União e Axia Energia dividirão indenização que encerra disputa judicial iniciada pelo Estado no STF

Piauí receberá R$ 2,6 bilhões após acordo sobre privatização da Cepisa

Foto: Rosinei Coutinho - STF/Divulgação

O Estado do Piauí receberá R$ 2,6 bilhões da União e da Axia Energia como indenização relacionada ao processo que levou à privatização da antiga Cepisa (Companhia Energética do Piauí).

O valor resulta de um acordo firmado para encerrar uma disputa judicial que se arrastava há quase uma década no STF (Supremo Tribunal Federal), envolvendo as consequências da demora na desestatização da distribuidora.

Em fato relevante divulgado na última sexta-feira (21) a Axia Energia — nova denominação corporativa da antiga Eletrobras — informou que, após a audiência de conciliação realizada em 23 de junho, celebrou no dia 20 um Termo de Transação com a União e o Estado do Piauí para solucionar integralmente a controvérsia decorrente da Ação Cível Originária 3.024. O acordo ainda será submetido à homologação do STF.

A parcela da Axia totaliza R$ 1,3 bilhão e será paga em duas etapas de R$ 650 milhões, sendo a primeira em até cinco dias úteis após o trânsito em julgado da homologação do acordo e a segunda até 20 de dezembro de 2026.

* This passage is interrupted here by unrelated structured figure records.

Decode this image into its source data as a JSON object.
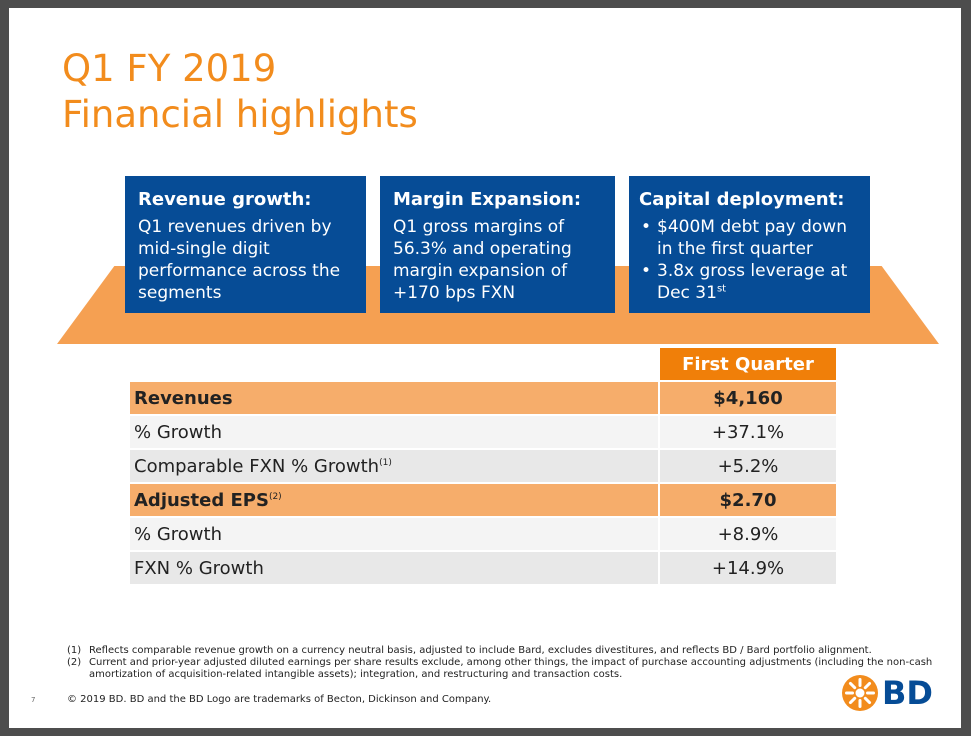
{
  "title": {
    "line1": "Q1 FY 2019",
    "line2": "Financial highlights"
  },
  "cards": [
    {
      "head": "Revenue growth:",
      "body": "Q1 revenues driven by mid-single digit performance across the segments"
    },
    {
      "head": "Margin Expansion:",
      "body": "Q1 gross margins of 56.3% and operating margin expansion of +170 bps FXN"
    },
    {
      "head": "Capital deployment:",
      "bullet1": "$400M debt pay down in the first quarter",
      "bullet2": "3.8x gross leverage at Dec 31",
      "bullet2_sup": "st"
    }
  ],
  "table": {
    "column_header": "First Quarter",
    "rows": [
      {
        "label": "Revenues",
        "value": "$4,160"
      },
      {
        "label": "% Growth",
        "value": "+37.1%"
      },
      {
        "label": "Comparable FXN % Growth",
        "sup": "(1)",
        "value": "+5.2%"
      },
      {
        "label": "Adjusted EPS",
        "sup": "(2)",
        "value": "$2.70"
      },
      {
        "label": "% Growth",
        "value": "+8.9%"
      },
      {
        "label": "FXN % Growth",
        "value": "+14.9%"
      }
    ]
  },
  "footnotes": [
    {
      "num": "(1)",
      "text": "Reflects comparable revenue growth on a currency neutral basis, adjusted to include Bard, excludes divestitures, and reflects BD / Bard portfolio alignment."
    },
    {
      "num": "(2)",
      "text": "Current and prior-year adjusted diluted earnings per share results exclude, among other things, the impact of purchase accounting adjustments (including the non-cash amortization of acquisition-related intangible assets); integration, and restructuring and transaction costs."
    }
  ],
  "copyright": "© 2019 BD. BD and the BD Logo are trademarks of Becton, Dickinson and Company.",
  "page_number": "7",
  "logo": {
    "text": "BD",
    "icon": "bd-starburst-icon"
  },
  "colors": {
    "orange": "#f28c1d",
    "navy": "#064c96",
    "row_highlight": "#f6ad6b"
  }
}
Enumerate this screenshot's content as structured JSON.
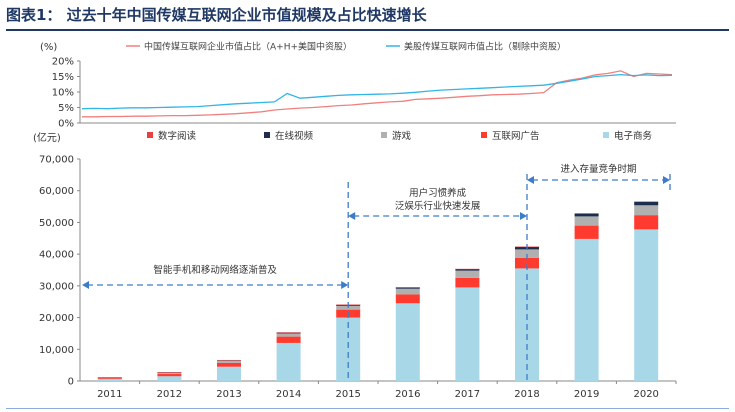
{
  "figure_title": "图表1：   过去十年中国传媒互联网企业市值规模及占比快速增长",
  "chart_data": [
    {
      "type": "line",
      "ylabel": "(%)",
      "ylim": [
        0,
        20
      ],
      "yticks": [
        "0%",
        "5%",
        "10%",
        "15%",
        "20%"
      ],
      "legend_position": "top",
      "series": [
        {
          "name": "中国传媒互联网企业市值占比（A+H+美国中资股）",
          "color": "#f08080",
          "values": [
            2.0,
            2.0,
            2.1,
            2.1,
            2.2,
            2.2,
            2.3,
            2.4,
            2.4,
            2.5,
            2.6,
            2.8,
            3.0,
            3.3,
            3.6,
            4.2,
            4.5,
            4.8,
            5.0,
            5.3,
            5.6,
            5.8,
            6.2,
            6.5,
            6.8,
            7.0,
            7.6,
            7.8,
            8.0,
            8.3,
            8.6,
            8.8,
            9.1,
            9.2,
            9.3,
            9.5,
            9.8,
            13.0,
            13.8,
            14.5,
            15.5,
            16.0,
            16.8,
            15.0,
            16.0,
            15.8,
            15.6
          ]
        },
        {
          "name": "美股传媒互联网市值占比（剔除中资股）",
          "color": "#33b5e5",
          "values": [
            4.6,
            4.7,
            4.6,
            4.8,
            4.9,
            4.9,
            5.0,
            5.1,
            5.2,
            5.3,
            5.6,
            5.9,
            6.2,
            6.4,
            6.6,
            6.8,
            9.5,
            8.0,
            8.3,
            8.6,
            8.9,
            9.1,
            9.2,
            9.3,
            9.4,
            9.6,
            9.9,
            10.3,
            10.6,
            10.8,
            11.0,
            11.2,
            11.4,
            11.6,
            11.8,
            12.0,
            12.2,
            12.8,
            13.5,
            14.2,
            15.0,
            15.3,
            15.6,
            15.3,
            15.5,
            15.3,
            15.4
          ]
        }
      ]
    },
    {
      "type": "bar",
      "stacked": true,
      "ylabel": "(亿元)",
      "ylim": [
        0,
        70000
      ],
      "yticks": [
        "0",
        "10,000",
        "20,000",
        "30,000",
        "40,000",
        "50,000",
        "60,000",
        "70,000"
      ],
      "categories": [
        "2011",
        "2012",
        "2013",
        "2014",
        "2015",
        "2016",
        "2017",
        "2018",
        "2019",
        "2020"
      ],
      "legend_position": "top",
      "series": [
        {
          "name": "电子商务",
          "color": "#a8d8e8",
          "values": [
            600,
            1500,
            4500,
            12000,
            20000,
            24500,
            29500,
            35500,
            44800,
            47800
          ]
        },
        {
          "name": "互联网广告",
          "color": "#ff3b30",
          "values": [
            300,
            700,
            1200,
            2000,
            2500,
            2800,
            3000,
            3300,
            4200,
            4500
          ]
        },
        {
          "name": "游戏",
          "color": "#b0b0b0",
          "values": [
            300,
            500,
            700,
            1000,
            1200,
            1800,
            2300,
            2700,
            2900,
            3100
          ]
        },
        {
          "name": "在线视频",
          "color": "#1f2d4d",
          "values": [
            50,
            100,
            200,
            300,
            350,
            400,
            500,
            800,
            900,
            1100
          ]
        },
        {
          "name": "数字阅读",
          "color": "#e84040",
          "values": [
            10,
            20,
            30,
            40,
            50,
            60,
            70,
            80,
            90,
            100
          ]
        }
      ],
      "annotations": [
        {
          "text": "智能手机和移动网络逐渐普及"
        },
        {
          "text_lines": [
            "用户习惯养成",
            "泛娱乐行业快速发展"
          ]
        },
        {
          "text": "进入存量竞争时期"
        }
      ]
    }
  ]
}
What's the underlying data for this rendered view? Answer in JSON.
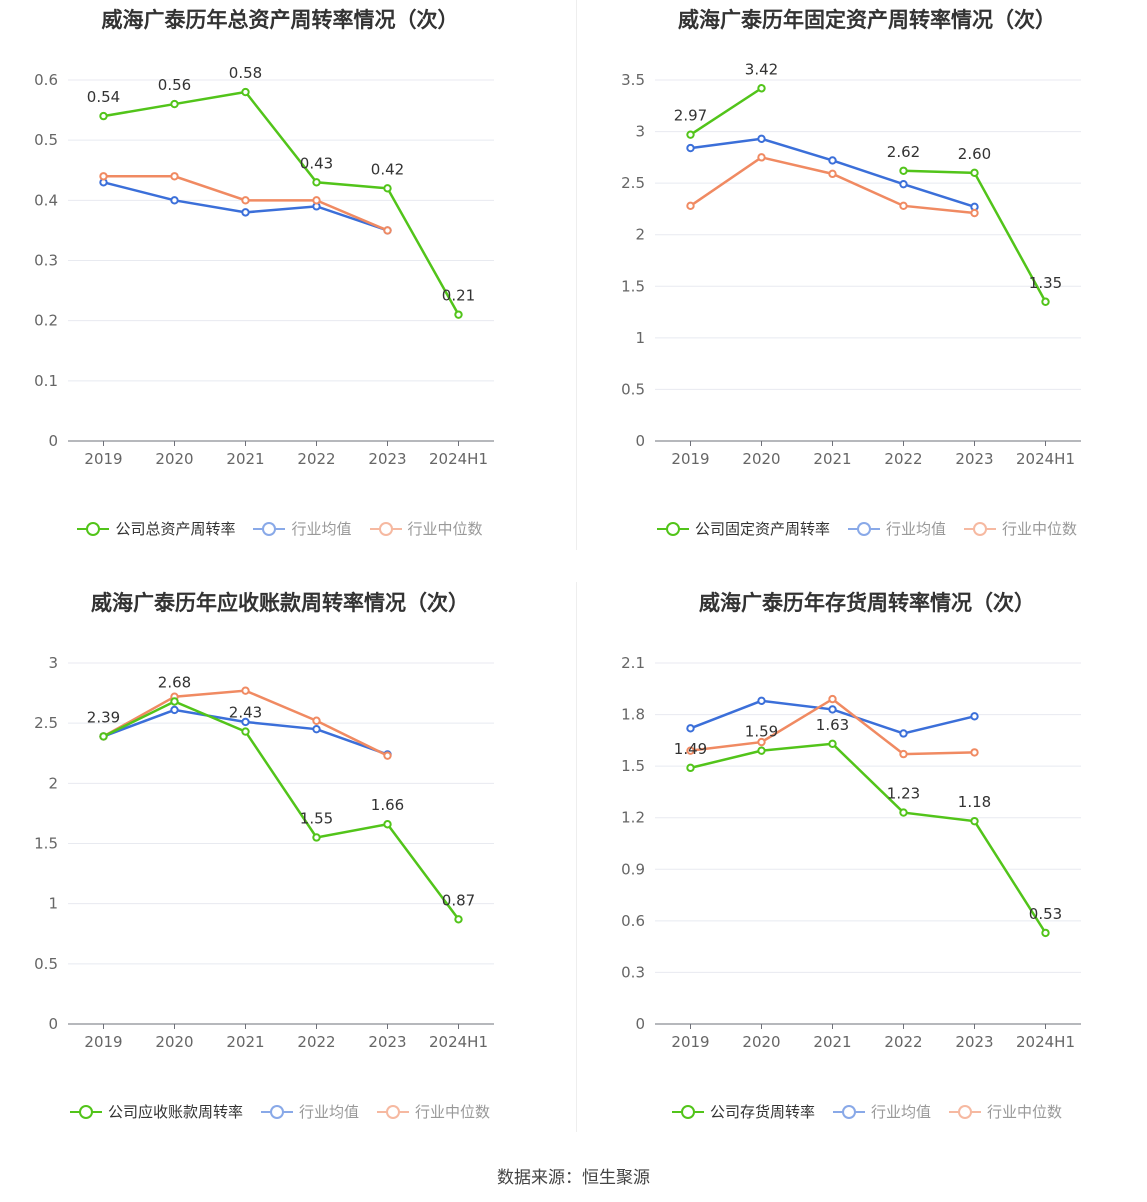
{
  "source_label": "数据来源：恒生聚源",
  "colors": {
    "company": "#52c41a",
    "avg": "#3b6fd9",
    "median": "#f08a62"
  },
  "chart_data": [
    {
      "type": "line",
      "title": "威海广泰历年总资产周转率情况（次）",
      "categories": [
        "2019",
        "2020",
        "2021",
        "2022",
        "2023",
        "2024H1"
      ],
      "yticks": [
        "0",
        "0.1",
        "0.2",
        "0.3",
        "0.4",
        "0.5",
        "0.6"
      ],
      "ylim": [
        0,
        0.6
      ],
      "series": [
        {
          "name": "公司总资产周转率",
          "role": "company",
          "values": [
            0.54,
            0.56,
            0.58,
            0.43,
            0.42,
            0.21
          ],
          "labels": [
            "0.54",
            "0.56",
            "0.58",
            "0.43",
            "0.42",
            "0.21"
          ]
        },
        {
          "name": "行业均值",
          "role": "avg",
          "values": [
            0.43,
            0.4,
            0.38,
            0.39,
            0.35,
            null
          ]
        },
        {
          "name": "行业中位数",
          "role": "median",
          "values": [
            0.44,
            0.44,
            0.4,
            0.4,
            0.35,
            null
          ]
        }
      ]
    },
    {
      "type": "line",
      "title": "威海广泰历年固定资产周转率情况（次）",
      "categories": [
        "2019",
        "2020",
        "2021",
        "2022",
        "2023",
        "2024H1"
      ],
      "yticks": [
        "0",
        "0.5",
        "1",
        "1.5",
        "2",
        "2.5",
        "3",
        "3.5"
      ],
      "ylim": [
        0,
        3.5
      ],
      "series": [
        {
          "name": "公司固定资产周转率",
          "role": "company",
          "values": [
            2.97,
            3.42,
            null,
            2.62,
            2.6,
            1.35
          ],
          "labels": [
            "2.97",
            "3.42",
            "",
            "2.62",
            "2.60",
            "1.35"
          ]
        },
        {
          "name": "行业均值",
          "role": "avg",
          "values": [
            2.84,
            2.93,
            2.72,
            2.49,
            2.27,
            null
          ]
        },
        {
          "name": "行业中位数",
          "role": "median",
          "values": [
            2.28,
            2.75,
            2.59,
            2.28,
            2.21,
            null
          ]
        }
      ]
    },
    {
      "type": "line",
      "title": "威海广泰历年应收账款周转率情况（次）",
      "categories": [
        "2019",
        "2020",
        "2021",
        "2022",
        "2023",
        "2024H1"
      ],
      "yticks": [
        "0",
        "0.5",
        "1",
        "1.5",
        "2",
        "2.5",
        "3"
      ],
      "ylim": [
        0,
        3
      ],
      "series": [
        {
          "name": "公司应收账款周转率",
          "role": "company",
          "values": [
            2.39,
            2.68,
            2.43,
            1.55,
            1.66,
            0.87
          ],
          "labels": [
            "2.39",
            "2.68",
            "2.43",
            "1.55",
            "1.66",
            "0.87"
          ]
        },
        {
          "name": "行业均值",
          "role": "avg",
          "values": [
            2.39,
            2.61,
            2.51,
            2.45,
            2.24,
            null
          ]
        },
        {
          "name": "行业中位数",
          "role": "median",
          "values": [
            2.39,
            2.72,
            2.77,
            2.52,
            2.23,
            null
          ]
        }
      ]
    },
    {
      "type": "line",
      "title": "威海广泰历年存货周转率情况（次）",
      "categories": [
        "2019",
        "2020",
        "2021",
        "2022",
        "2023",
        "2024H1"
      ],
      "yticks": [
        "0",
        "0.3",
        "0.6",
        "0.9",
        "1.2",
        "1.5",
        "1.8",
        "2.1"
      ],
      "ylim": [
        0,
        2.1
      ],
      "series": [
        {
          "name": "公司存货周转率",
          "role": "company",
          "values": [
            1.49,
            1.59,
            1.63,
            1.23,
            1.18,
            0.53
          ],
          "labels": [
            "1.49",
            "1.59",
            "1.63",
            "1.23",
            "1.18",
            "0.53"
          ]
        },
        {
          "name": "行业均值",
          "role": "avg",
          "values": [
            1.72,
            1.88,
            1.83,
            1.69,
            1.79,
            null
          ]
        },
        {
          "name": "行业中位数",
          "role": "median",
          "values": [
            1.59,
            1.64,
            1.89,
            1.57,
            1.58,
            null
          ]
        }
      ]
    }
  ]
}
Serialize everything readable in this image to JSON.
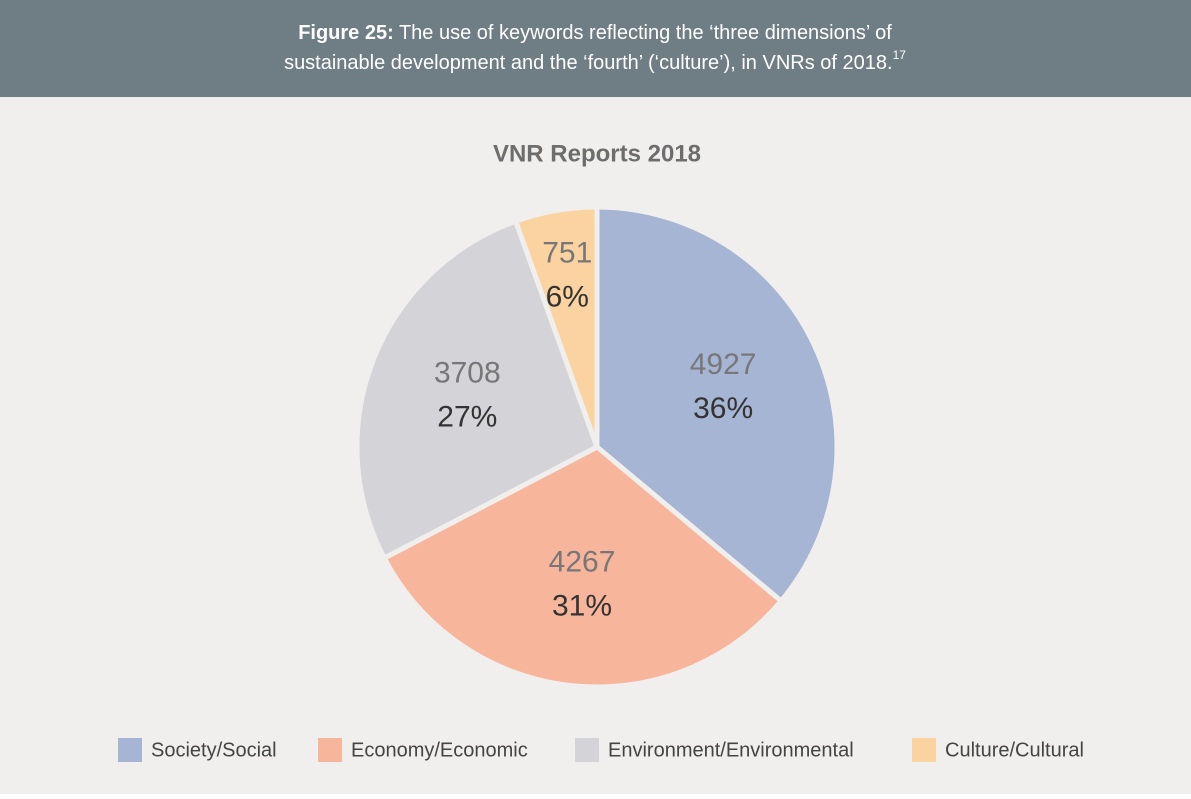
{
  "figure": {
    "label": "Figure 25:",
    "line1": "The use of keywords reflecting the ‘three dimensions’ of",
    "line2": "sustainable development and the ‘fourth’ (‘culture’), in VNRs of 2018.",
    "footnote": "17"
  },
  "chart_data": {
    "type": "pie",
    "title": "VNR Reports 2018",
    "categories": [
      "Society/Social",
      "Economy/Economic",
      "Environment/Environmental",
      "Culture/Cultural"
    ],
    "values": [
      4927,
      4267,
      3708,
      751
    ],
    "percent_labels": [
      "36%",
      "31%",
      "27%",
      "6%"
    ],
    "colors": [
      "#a6b5d4",
      "#f7b59b",
      "#d4d3d8",
      "#fbd3a1"
    ],
    "legend": "bottom"
  }
}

A outra metade, de R$ 1,3 bilhão, ficará a cargo da União, por meio da expedição de precatório. Segundo a empresa, o valor referente à sua participação já estava provisionado.

Atraso na venda

A origem do litígio remonta a 1997, quando o Estado do Piauí transferiu o controle acionário da Cepisa para a União e a então Eletrobras, no âmbito do Plano Nacional de Desestatização.

A expectativa era que a distribuidora fosse privatizada em prazo relativamente curto, mas o processo enfrentou sucessivos adiamentos e obstáculos burocráticos.

A demora se prolongou por anos e, nesse período, a companhia acumulou déficits operacionais e perdeu valor de mercado. A privatização somente foi concluída em 2018, quando a Cepisa foi arrematada pela Equatorial Energia.

Antes mesmo da conclusão da venda, em 2017, o governo estadual levou a controvérsia ao STF por meio da ACO 3.024, movida contra a União, a Eletrobras e o BNDES. O Piauí sustentava ter sofrido perdas financeiras em decorrência da postergação da privatização e de questões relacionadas à gestão e à avaliação da empresa.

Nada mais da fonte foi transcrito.